Four women appear in Matthew’s genealogy, all of them connected with some scandal - Tamar, who fathered twins by her father-in-law, Judah; Rahab, retired prostitute; Ruth, a forward Moabitess; and Bath-sheba, whom David seized from Uriah. Though unnamed, three of the same women are implied in the genealogy that ends the book of Ruth - Perez, son of Tamar; Boaz, son of Rahab; Obed, son of Ruth.

Though most of the women are involved in scandal, the scandal is less the fault of the women than the men. Judah acknowledges that Tamar is more righteous than he is, since he failed to fulfill his obligations to provide a husband to her. Rahab sides with Israel against her own city. Bath-sheba is a victim of David’s lust and greed. Ruth seems sexually aggressive only because we haven’t quiet shed our Victorian prudery. To Boaz, her actions are nothing but commendable.
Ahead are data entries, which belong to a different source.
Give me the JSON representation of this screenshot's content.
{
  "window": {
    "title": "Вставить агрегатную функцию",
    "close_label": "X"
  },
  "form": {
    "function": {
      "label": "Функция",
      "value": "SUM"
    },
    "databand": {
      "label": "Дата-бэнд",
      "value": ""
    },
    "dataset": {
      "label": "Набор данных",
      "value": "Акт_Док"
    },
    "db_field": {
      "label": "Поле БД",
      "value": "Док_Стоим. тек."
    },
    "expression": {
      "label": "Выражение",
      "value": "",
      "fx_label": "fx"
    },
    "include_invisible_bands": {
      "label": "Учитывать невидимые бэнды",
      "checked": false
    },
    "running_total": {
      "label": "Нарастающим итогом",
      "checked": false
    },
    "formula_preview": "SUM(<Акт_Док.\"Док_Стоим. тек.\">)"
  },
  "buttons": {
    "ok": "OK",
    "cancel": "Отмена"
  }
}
Each of these is a scandal within the tribe of Judah. That’s obvious, since Ruth’s genealogy is the genealogy of David and Matthew’s is the genealogy of the greater David Jesus. But it’s significant. All the “scandalous” unions in the Bible involve kings or the ancestors and descendants of kings.

These “marriages” differ among themselves, but they form a pattern of royal behavior. This is what kings do: They bring outcast women into their home. This is what King Jesus does: He seeks a wayward bride to make her a joyful mother of children.